21. The PIFA of claim 20 wherein the ground plane element and the radiating element are planar elements.

22. The PIFA of claim 21 including:

a metal capacitive loading plate extending from the first radiating width-edge in a direction toward the ground plane element without physically contacting the ground plane element.

23. The PIFA of claim 21 including:

a metal extending-plate extending from the second radiating width-edge in a direction toward the ground plane element without physically contacting the ground plane element;

a metal capacitive loading plate extending from the extending-plate in a direction generally parallel to the ground plane element, spaced from the ground plane element and generally parallel to the ground plane element;

a dielectric block located intermediate the capacitive loading plate and the ground plane element; and

mounting means associated with the capacitive loading plate, the dielectric block, and the ground plane element joining the radiating element, the dielectric block and the ground plane element as a unitary PIFA assembly.

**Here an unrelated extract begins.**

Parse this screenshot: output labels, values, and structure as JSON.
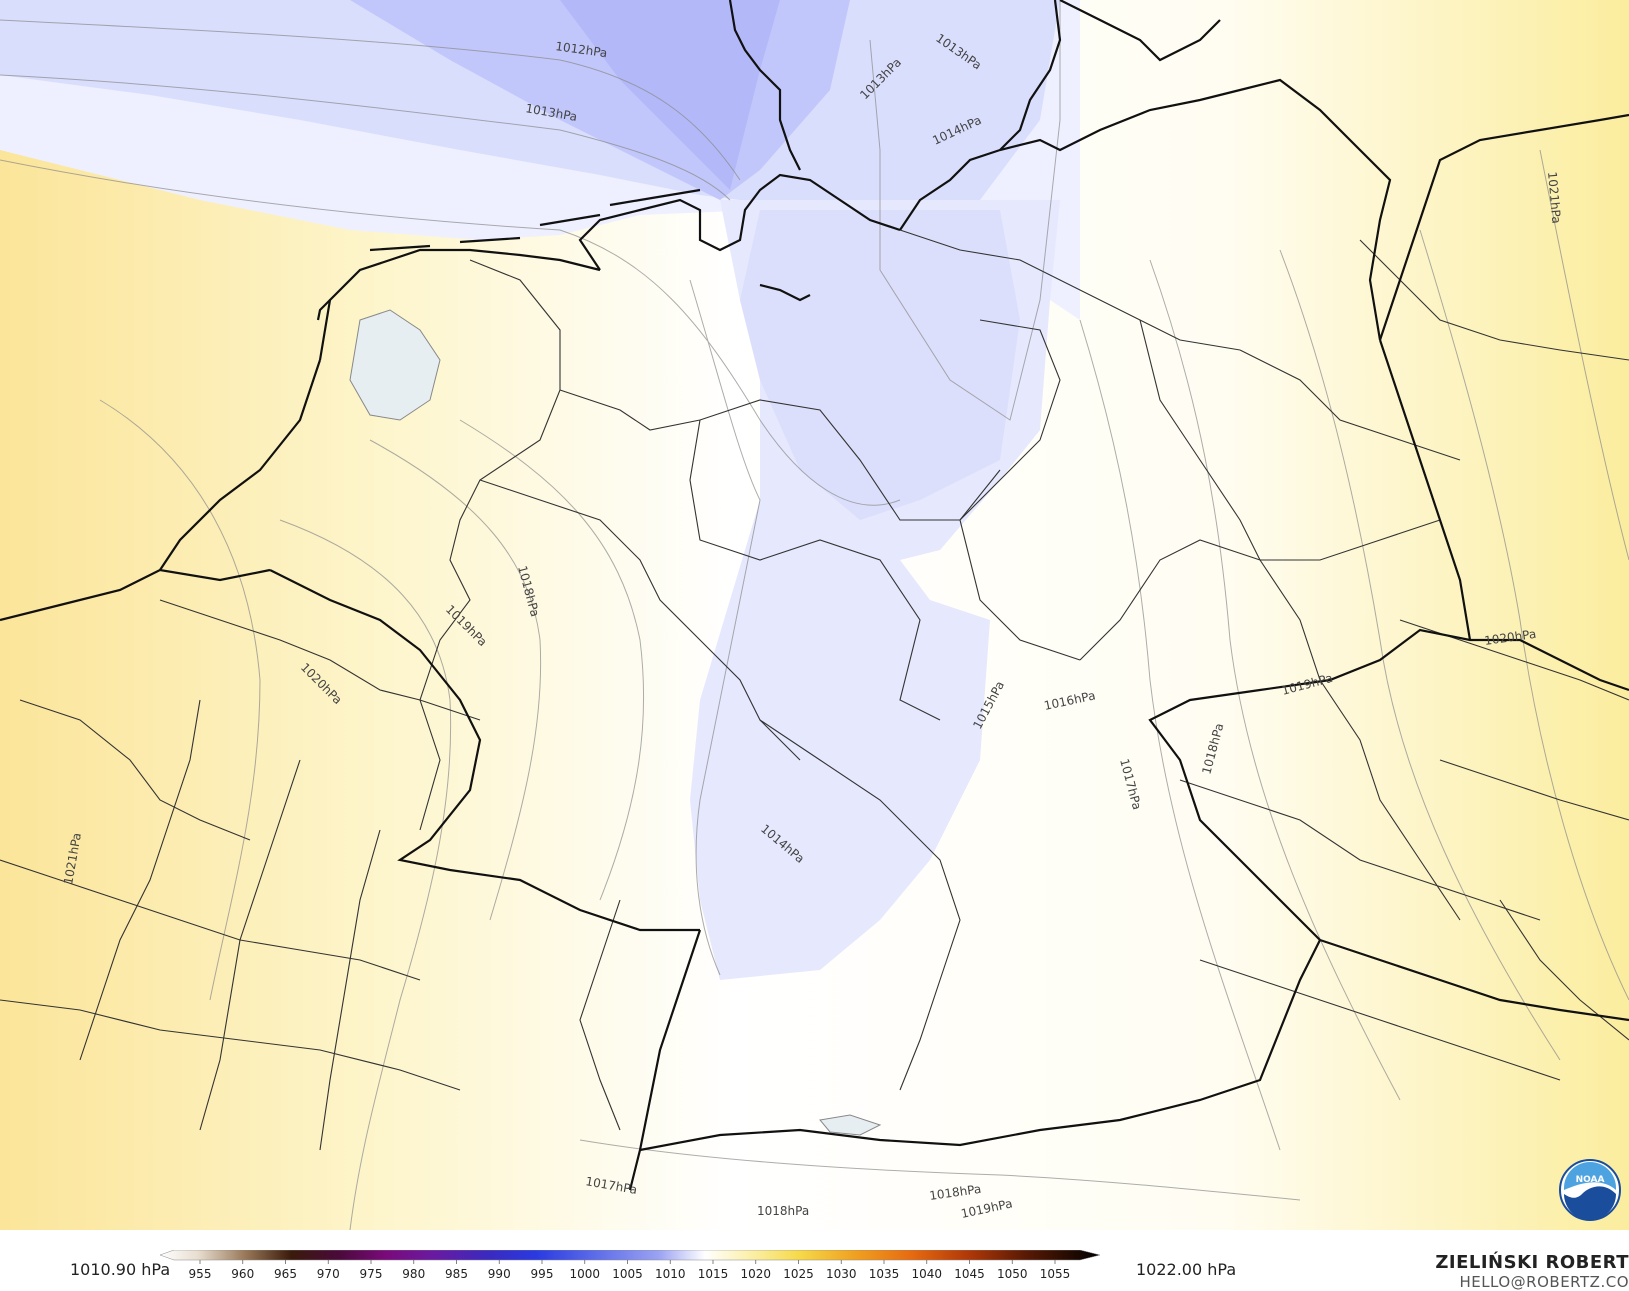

24. The PIFA of claim 20 wherein the ground plane element and the radiating element are both planar elements, including

a first metal capacitive loading plate extending from the first radiating width-edge in a direction toward the ground plane element without physically contacting the ground plane element;

a metal extending-plate extending from the second radiating width-edge in a direction toward the ground plane element without physically contacting the ground plane element;

a second metal capacitive loading plate extending from the extending-plate in a direction generally parallel to the ground plane element, spaced from the ground plane element and generally parallel to the ground plane element;

a dielectric block located intermediate the second capacitive loading plate and the ground plane element; and

mounting means associated with the second capacitive loading plate, the dielectric block, and the ground plane element for joining the radiating element, the dielectric block, and the ground plane element as a unitary PIFA assembly.